Apple consistently holds a spot in the “Big Five” of technology companies. Apple’s massive valuation and market share ensure the company remains a power broker for the indefinite future. Valuation numbers, no matter how grand, remain subject to change. To Apple’s chagrin, the company lost about 6% of its value. Previously, Apple boasted of reaching the staggering figure of $1 trillion in valuation. The 6% drop means Apple isn’t worth $1 trillion anymore.
Several reasons exist for the valuation decline. For one, holiday quarter sales weren’t what Apple expected. iPhones consistently serve as substantial revenue generators for the company. Recent iPhone sales figures, however, appear weak. Apple appears reluctant to release sales figures on iPhones. The actual sale numbers must be embarrassing for the company.
As a publicly traded company, Apple must eventually release the data. Perhaps Apple wishes to delay the reveal to avoid consumers further souring on the product. Sales could decline further as consumers wonder why iPhones aren’t moving. Frequently, consumers assume something must be wrong with the product. A quality product moves well in the market. In reality, even a great product can experience soft sales. Weak sales, unfortunately, deliver bad publicity.

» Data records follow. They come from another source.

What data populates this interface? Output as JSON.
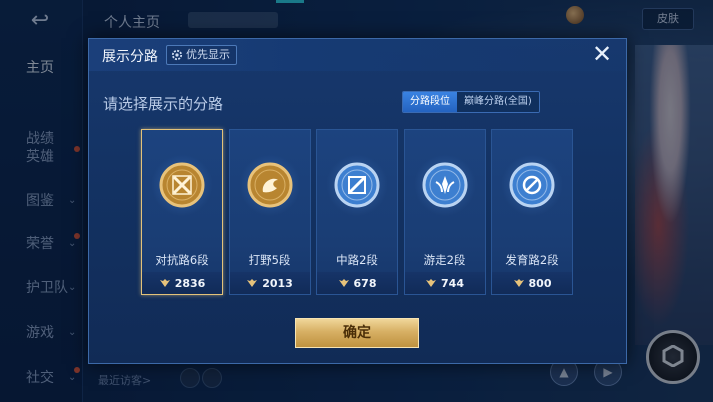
{
  "topbar": {
    "title": "个人主页",
    "skin_button": "皮肤"
  },
  "sidebar": {
    "back_icon": "back-arrow-icon",
    "items": [
      {
        "label": "主页",
        "active": true,
        "chevron": false,
        "dot": false
      },
      {
        "label": "战绩",
        "active": false,
        "chevron": false,
        "dot": false
      },
      {
        "label": "英雄",
        "active": false,
        "chevron": false,
        "dot": true
      },
      {
        "label": "图鉴",
        "active": false,
        "chevron": true,
        "dot": false
      },
      {
        "label": "荣誉",
        "active": false,
        "chevron": true,
        "dot": true
      },
      {
        "label": "护卫队",
        "active": false,
        "chevron": true,
        "dot": false
      },
      {
        "label": "游戏",
        "active": false,
        "chevron": true,
        "dot": false
      },
      {
        "label": "社交",
        "active": false,
        "chevron": true,
        "dot": true
      }
    ]
  },
  "footer": {
    "recent_visitors": "最近访客>"
  },
  "dialog": {
    "title": "展示分路",
    "priority_label": "优先显示",
    "close_icon": "close-icon",
    "prompt": "请选择展示的分路",
    "tabs": [
      {
        "label": "分路段位",
        "selected": true
      },
      {
        "label": "巅峰分路(全国)",
        "selected": false
      }
    ],
    "cards": [
      {
        "label": "对抗路6段",
        "score": "2836",
        "selected": true,
        "badge": "gold-crossed-swords-badge"
      },
      {
        "label": "打野5段",
        "score": "2013",
        "selected": false,
        "badge": "gold-jungle-badge"
      },
      {
        "label": "中路2段",
        "score": "678",
        "selected": false,
        "badge": "silver-mid-badge"
      },
      {
        "label": "游走2段",
        "score": "744",
        "selected": false,
        "badge": "silver-roam-badge"
      },
      {
        "label": "发育路2段",
        "score": "800",
        "selected": false,
        "badge": "silver-farm-badge"
      }
    ],
    "confirm_label": "确定"
  },
  "colors": {
    "gold": "#d7b064",
    "tab_blue": "#2f78d8",
    "panel": "#17386d"
  }
}
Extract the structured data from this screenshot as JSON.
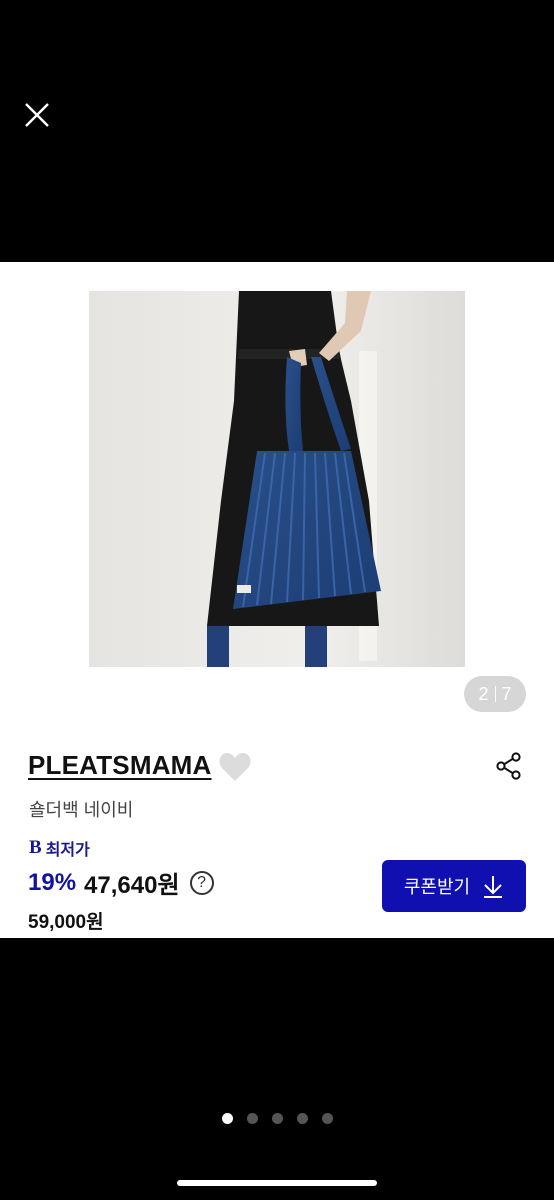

According to financialpost.com, another reason exists for Apple’s decline in the market. The Dow Jones trended downward heavily for parts of October. When the overall market does well, various companies ride the tide of a good economy. Apple can suffer when the Dow drives.
That said, Apple isn’t always an “innocent victim” suffering from the Dow’s decline. On November 2, 2018, Apple’s share price slide contributed greatly to the Dow experiencing a slide. Apple isn’t a company facing imminent collapse. The company lost $67 billion in value. The company’s net worth is still well within striking distance to reach $1 trillion again. The restoration of value milestone won’t happen unless iPhone sales start booming again.